President Biden Sells U.S. Reserve Oil to Chinese Firm Connected to Son

Included in the American oil being shipped out of the country during a time of extremely high gasoline prices is nearly one million barrels of oil from the Strategic Petroleum Reserve to a Chinese firm — owned by that country’s communist government — in which Hunter Biden’s equity company held a $1.7 billion stake. The 950,000 barrels sold to Unipec, the trading arm of Sinopec, make up part of the five million barrels of oil exported after President Joe Biden released oil from the Strategic Petroleum Reserve.

The Strategic Petroleum Reserve (SPR) was created during the administration of Richard Nixon for use in times of national emergency. At the time, the United States was heavily dependent upon foreign oil, and it was argued that the SPR could help if those foreign sources were cut off in time of war or other national emergency. Congress authorized the Strategic Petroleum Reserve in the Energy Policy and Conservation Act to help prevent a repetition of the economic dislocation caused by the 1973-1974 Arab oil embargo.

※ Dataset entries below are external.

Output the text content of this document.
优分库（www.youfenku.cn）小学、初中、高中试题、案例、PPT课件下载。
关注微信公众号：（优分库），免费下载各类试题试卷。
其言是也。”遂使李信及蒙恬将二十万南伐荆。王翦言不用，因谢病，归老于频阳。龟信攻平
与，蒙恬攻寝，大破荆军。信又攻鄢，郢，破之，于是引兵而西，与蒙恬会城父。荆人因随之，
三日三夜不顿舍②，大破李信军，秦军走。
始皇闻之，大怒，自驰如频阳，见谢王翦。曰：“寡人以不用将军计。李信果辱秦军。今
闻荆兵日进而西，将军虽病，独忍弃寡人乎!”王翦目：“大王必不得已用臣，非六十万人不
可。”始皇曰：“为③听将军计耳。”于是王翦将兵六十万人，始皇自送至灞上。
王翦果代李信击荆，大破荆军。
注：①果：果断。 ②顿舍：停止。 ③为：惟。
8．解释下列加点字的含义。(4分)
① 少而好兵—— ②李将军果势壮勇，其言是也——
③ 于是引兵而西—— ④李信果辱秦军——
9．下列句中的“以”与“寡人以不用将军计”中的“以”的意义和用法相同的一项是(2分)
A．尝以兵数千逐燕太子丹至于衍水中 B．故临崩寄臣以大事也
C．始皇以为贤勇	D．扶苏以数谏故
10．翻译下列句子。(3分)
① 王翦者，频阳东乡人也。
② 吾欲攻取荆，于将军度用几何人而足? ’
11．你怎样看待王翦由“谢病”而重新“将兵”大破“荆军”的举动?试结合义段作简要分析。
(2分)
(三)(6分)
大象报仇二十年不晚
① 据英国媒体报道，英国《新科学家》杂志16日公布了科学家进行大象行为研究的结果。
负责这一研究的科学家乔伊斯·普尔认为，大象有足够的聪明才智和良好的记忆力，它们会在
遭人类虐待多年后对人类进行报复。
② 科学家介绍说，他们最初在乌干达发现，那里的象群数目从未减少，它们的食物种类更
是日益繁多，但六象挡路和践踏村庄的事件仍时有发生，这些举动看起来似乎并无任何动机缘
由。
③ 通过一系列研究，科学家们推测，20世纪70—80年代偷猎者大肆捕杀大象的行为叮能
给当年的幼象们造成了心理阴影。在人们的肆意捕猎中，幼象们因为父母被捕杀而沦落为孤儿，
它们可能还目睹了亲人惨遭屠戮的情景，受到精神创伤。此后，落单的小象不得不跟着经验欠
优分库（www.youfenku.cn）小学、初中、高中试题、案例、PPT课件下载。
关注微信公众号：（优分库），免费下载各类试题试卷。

Biden, however, has decided to release some of the oil just to bring down the price of gasoline at the pump, as those high prices are hurting him politically. (Of course, this release has little impact on pump prices, but Biden is no doubt hoping that consumers will think he is doing something to help them.)

He has even taken to denouncing local retailers for not lowering their gasoline prices at the pump.

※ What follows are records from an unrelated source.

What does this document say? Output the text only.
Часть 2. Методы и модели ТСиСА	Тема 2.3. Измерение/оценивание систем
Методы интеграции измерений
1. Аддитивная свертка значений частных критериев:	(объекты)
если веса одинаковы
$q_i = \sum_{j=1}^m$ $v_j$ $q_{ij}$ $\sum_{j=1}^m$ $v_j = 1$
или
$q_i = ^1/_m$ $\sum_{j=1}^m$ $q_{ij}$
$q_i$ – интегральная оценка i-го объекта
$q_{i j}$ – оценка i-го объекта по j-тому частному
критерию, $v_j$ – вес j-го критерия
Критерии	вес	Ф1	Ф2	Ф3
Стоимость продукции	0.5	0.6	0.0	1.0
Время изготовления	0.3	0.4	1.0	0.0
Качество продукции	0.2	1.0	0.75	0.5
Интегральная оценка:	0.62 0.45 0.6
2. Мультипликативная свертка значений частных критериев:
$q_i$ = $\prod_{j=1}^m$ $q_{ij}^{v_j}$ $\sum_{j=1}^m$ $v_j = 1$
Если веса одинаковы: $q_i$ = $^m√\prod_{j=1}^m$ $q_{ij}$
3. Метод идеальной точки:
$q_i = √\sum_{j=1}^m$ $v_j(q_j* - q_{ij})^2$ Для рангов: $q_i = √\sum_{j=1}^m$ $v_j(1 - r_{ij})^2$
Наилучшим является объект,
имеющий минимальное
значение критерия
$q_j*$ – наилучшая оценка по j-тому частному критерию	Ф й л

China is not the only destination for U.S. oil, as the Biden administration is releasing about a million barrels of oil per day from the SPR, which now has the least oil in reserve since 1986. The Department of Energy released a statement defending the releases, saying, “The SPR remains a critical energy security tool to address global crude oil supply disruptions.”

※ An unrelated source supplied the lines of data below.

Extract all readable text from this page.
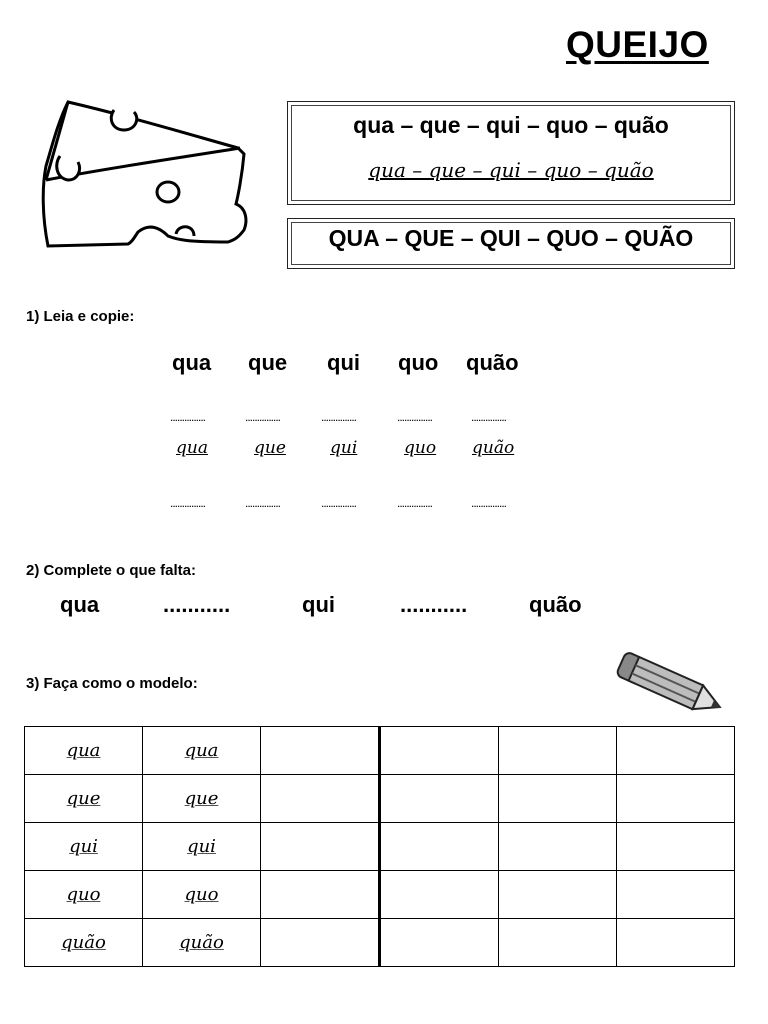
QUEIJO
qua – que – qui – quo – quão
qua – que – qui – quo – quão
QUA – QUE – QUI – QUO – QUÃO
1) Leia e copie:
qua que qui quo quão
...............	...............	...............	...............	...............
qua	que	qui	quo quão
...............	...............	...............	...............	...............
2) Complete o que falta:
qua	...........	qui	...........	quão
3) Faça como o modelo:
qua	qua				
que	que				
qui	qui				
quo	quo				
quão	quão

Before Biden took office, the United States had become independent of foreign sources of oil, the price of gasoline at the pump was around $2 per gallon, and the SPR was well-supplied. Now, however, under Biden’s policies designed to cut back on oil production, supposedly to combat “climate change,” oil prices have soared to over $100 a barrel and gasoline prices at the pump have increased dramatically, to over $5 a gallon — and in some places in the United States, to over $6 a gallon.

The mainstream media, however, have chosen not to give much coverage to this aspect of the oil price story, particularly the sale of American oil to a firm wholly owned by the Chinese Communist Party. They continue to generally ignore stories related to Biden’s son, Hunter, and the connections Joe Biden has had with his son’s business dealings.

One can only imagine the media frenzy that would have ensued if one of President Donald Trump’s sons had had such dealings, i.e., if President Trump had told a foreign country that they were being cut off from a billion-dollar loan guarantee unless they fired their state prosecutor — a state prosecutor who was investigating a firm in which Trump’s son was involved as a director.

But American oil is not just being sent out of the country to China.

In addition to exports to Communist China, almost half a million barrels of U.S. oil have been sent by Phillips 66 to Trieste, Italy. From Trieste, a pipeline sends the oil to refineries in Europe. So, while Biden shuts down pipelines that could bring more oil to the United States and reduce prices here, American oil is being sent to pipelines in Europe to lower prices there. Europe is desperate for oil to make up for the loss of oil from Russia due to the war with Ukraine.

The inventory of U.S. crude is now at its lowest level in nearly 20 years. Despite Biden’s demagoguery against oil companies, and even local businesses selling gasoline, oil refineries are running near capacity.

It needs to be emphasized that this is a result of deliberate policy choices of the Biden administration. They contend that oil and gas are making a major contribution to global warming, and have proudly said that they want to reduce the consumer use of oil and gas. Heavy regulations of the oil industry are intended to reduce the supply of oil. Basic economics teaches that if one decreases the supply of a product when there is no decrease in demand, the price will rise. Yet Biden, in demagogic fashion, blames oil companies and local retailers for the high prices that his policies have contributed to greatly.

Local retailers have a very slim profit margin from the sale of gasoline at the pump, and many convenience stores have gas pumps just to get customers into the stores to buy their other products. Biden knows all of this — unless he has forgotten it.

The solution is to return to the commonsense policies of the previous administration — policies that had made the United States energy independent.

Biden’s policies only make sense if the goal is make America more dependent on foreign sources, because he is not for American independence in oil or anything else.